Most of the proteins found in this study belong to the category of proteins related to carbohydrate metabolism, this can be due to the fact that G. lucidum was grown using a complex source of carbon, which could induce the production of enzymes that can degrade the compounds present in the cell wall of plants and fungi (Figure 5).
Figure 5 Pie chart depicting the identified proteins potentially related to antifungal activity of G. lucidum. Representation of proteins, identified by LC-MS/MS, classified according to their function gene ontology (GO) category and summarized in six subgroups.
As shown in Figure 3, to analyze the G. lucidum protein extract further, the 46 proteins selected were subjected to analysis by gene ontology (GO) (Yu et al. 2015). A total of 46 proteins were classified across the GO and classified into 33 functional groups, with six involved in cellular components, twelve in molecular functions and eleven in biological processes.
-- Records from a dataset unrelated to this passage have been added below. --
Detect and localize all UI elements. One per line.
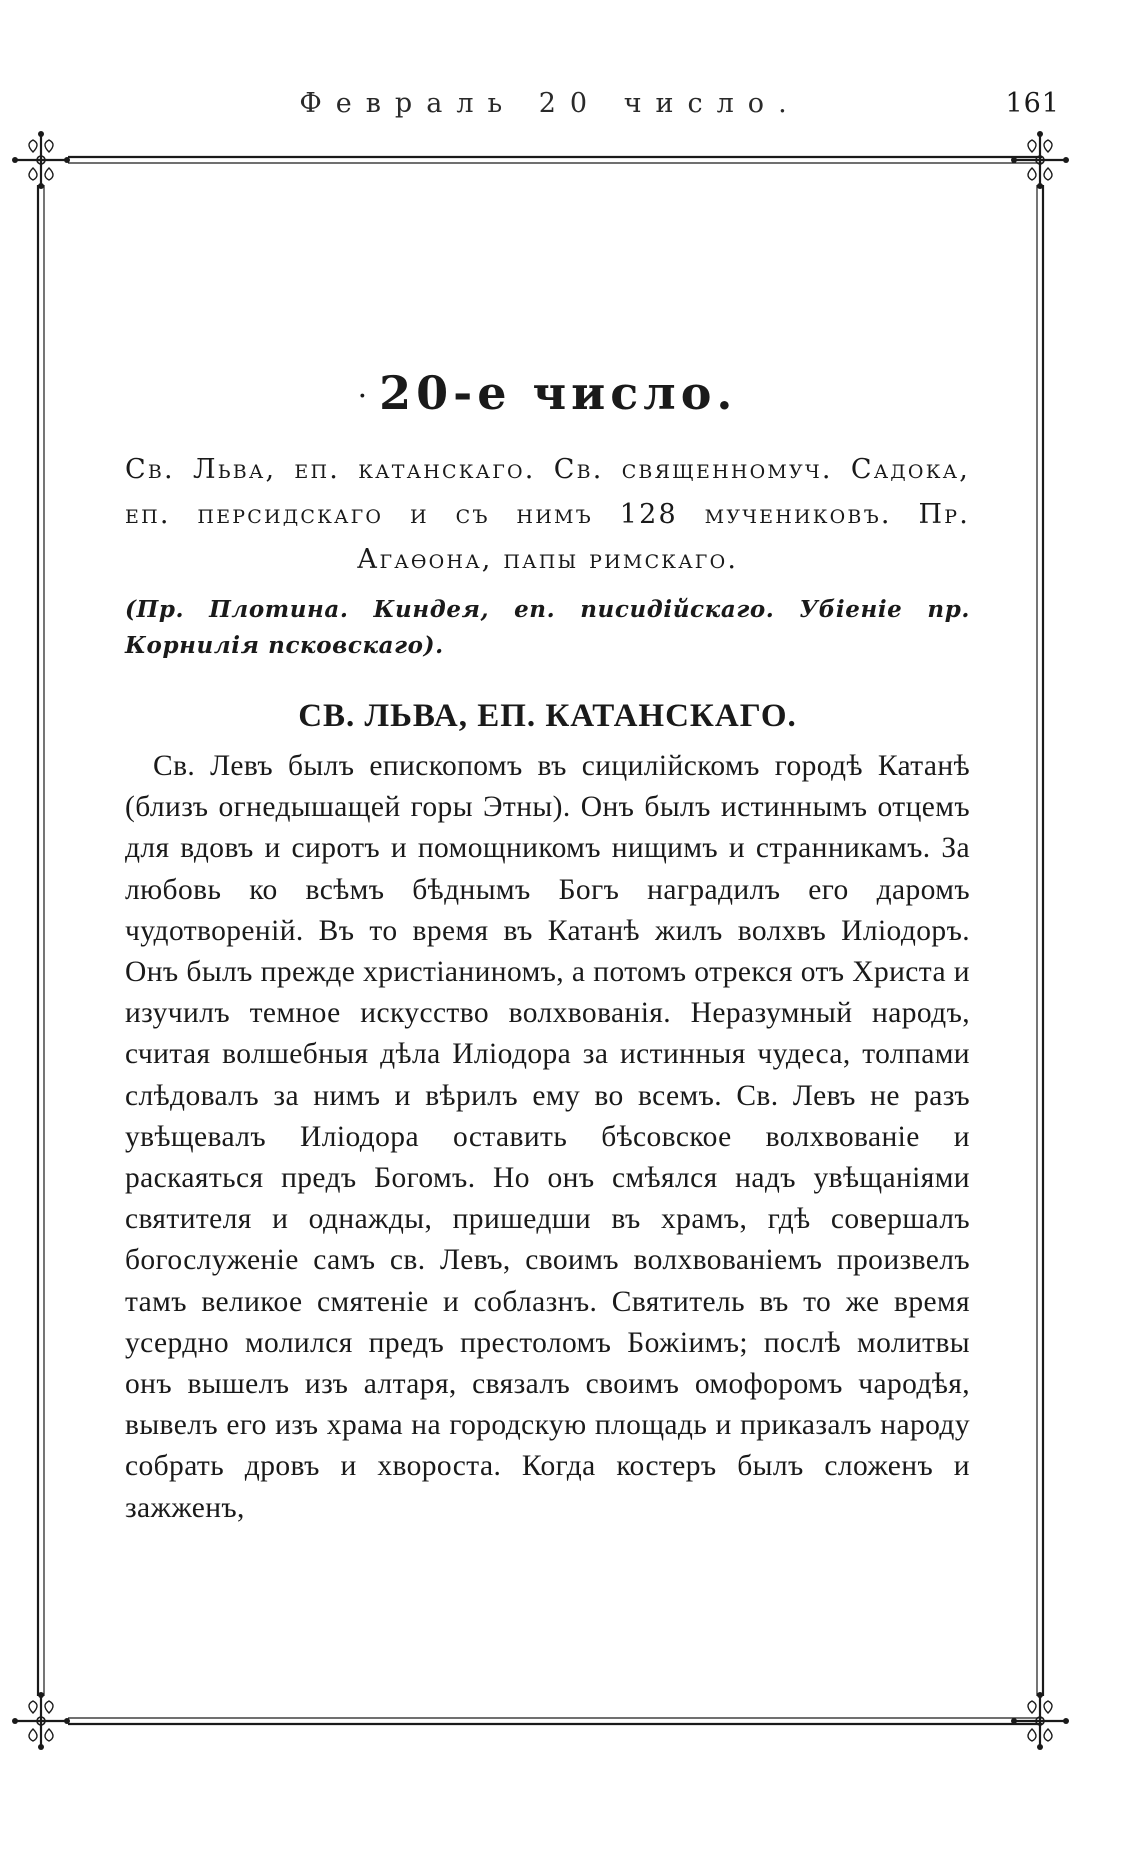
page-number: 161 [1005, 88, 1060, 119]
section-title: СВ. ЛЬВА, ЕП. КАТАНСКАГО. [298, 698, 797, 734]
day-title [125, 365, 970, 425]
day-title-text: 20-е число. [379, 366, 738, 420]
page-content [125, 365, 970, 1529]
corner-ornament-bottom-left [12, 1692, 70, 1750]
day-title-mark: · [357, 379, 368, 414]
corner-ornament-top-left [12, 131, 70, 189]
section-body: Св. Левъ былъ епископомъ въ сицилійскомъ городѣ Катанѣ (близъ огнедышащей горы Этны). Онъ былъ истиннымъ отцемъ для вдовъ и сиротъ и помощникомъ нищимъ и странникамъ. За любовь ко всѣмъ бѣднымъ Богъ наградилъ его даромъ чудотвореній. Въ то время въ Катанѣ жилъ волхвъ Иліодоръ. Онъ былъ прежде христіаниномъ, а потомъ отрекся отъ Христа и изучилъ темное искусство волхвованія. Неразумный народъ, считая волшебныя дѣла Иліодора за истинныя чудеса, толпами слѣдовалъ за нимъ и вѣрилъ ему во всемъ. Св. Левъ не разъ увѣщевалъ Иліодора оставить бѣсовское волхвованіе и раскаяться предъ Богомъ. Но онъ смѣялся надъ увѣщаніями святителя и однажды, пришедши въ храмъ, гдѣ совершалъ богослуженіе самъ св. Левъ, своимъ волхвованіемъ произвелъ тамъ великое смятеніе и соблазнъ. Святитель въ то же время усердно молился предъ престоломъ Божіимъ; послѣ молитвы онъ вышелъ изъ алтаря, связалъ своимъ омофоромъ чародѣя, вывелъ его изъ храма на городскую площадь и приказалъ народу собрать дровъ и хвороста. Когда костеръ былъ сложенъ и зажженъ, [125, 750, 970, 1524]
commemorations-note: (Пр. Плотина. Киндея, еп. писидійскаго. Убіеніе пр. Корнилія псковскаго). [125, 596, 970, 659]
commemorations: Св. Льва, еп. катанскаго. Св. священномуч. Садока, еп. персидскаго и съ нимъ 128 мучениковъ. Пр. Агаѳона, папы римскаго. [125, 454, 970, 575]
corner-ornament-top-right [1011, 131, 1069, 189]
corner-ornament-bottom-right [1011, 1692, 1069, 1750]
running-title: Февраль 20 число. [299, 88, 801, 119]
Among these GO classifications ‘hydrolizing-O-compunds’ (seventeen proteins), ‘carbohydrate binding’ (six proteins) and ‘chitinase activity’ (six proteins) were dominant.
The mix of enzymes analyzed in this study inhibited the mycelial growth of the phytopathogenic fungi M. fijiensis, and the antifungal potential of each of the enzymes is similar to that of previously reported antifungal proteins (Binder et al. 2011, Patil et al. 2013; Tan et al. 2013, Tomar et al. 2014b, Wang and Ng 2004). Thus, the production of these proteins could have important implications on disease management in banana crops.
In addition, the presence of potential antifungal proteins with different enzymatic activities contributes to the scanty literature related to proteins in this medicinal mushroom.
However, it is not clear yet which of them are responsible for this inhibitory growth activity, or if they have a synergic effect. In summary, this study confirmed the existence of many putative proteins predicted from the G. lucidum genome, enhancing the G. lucidum protein database (Yu et al. 2015) and showing their potential to be used in the development of a bioinput for the control of Black Sigatoka Disease in banana crops.
CONCLUSIONS
This study reports for the first time an analysis of G. lucidum active proteins against the fungus M. fijiensis. We demonstrated the expression of proteases, nucleases, chitinases, glucanases and other glycosyl hydrolases enzymes, and we successfully performed antifungal assays with them. Hence, G. lucidum is a potential candidate for the production of enzymes capable of interfering in the vital development of a phytopathogen fungus like M. fijiensis Morelet.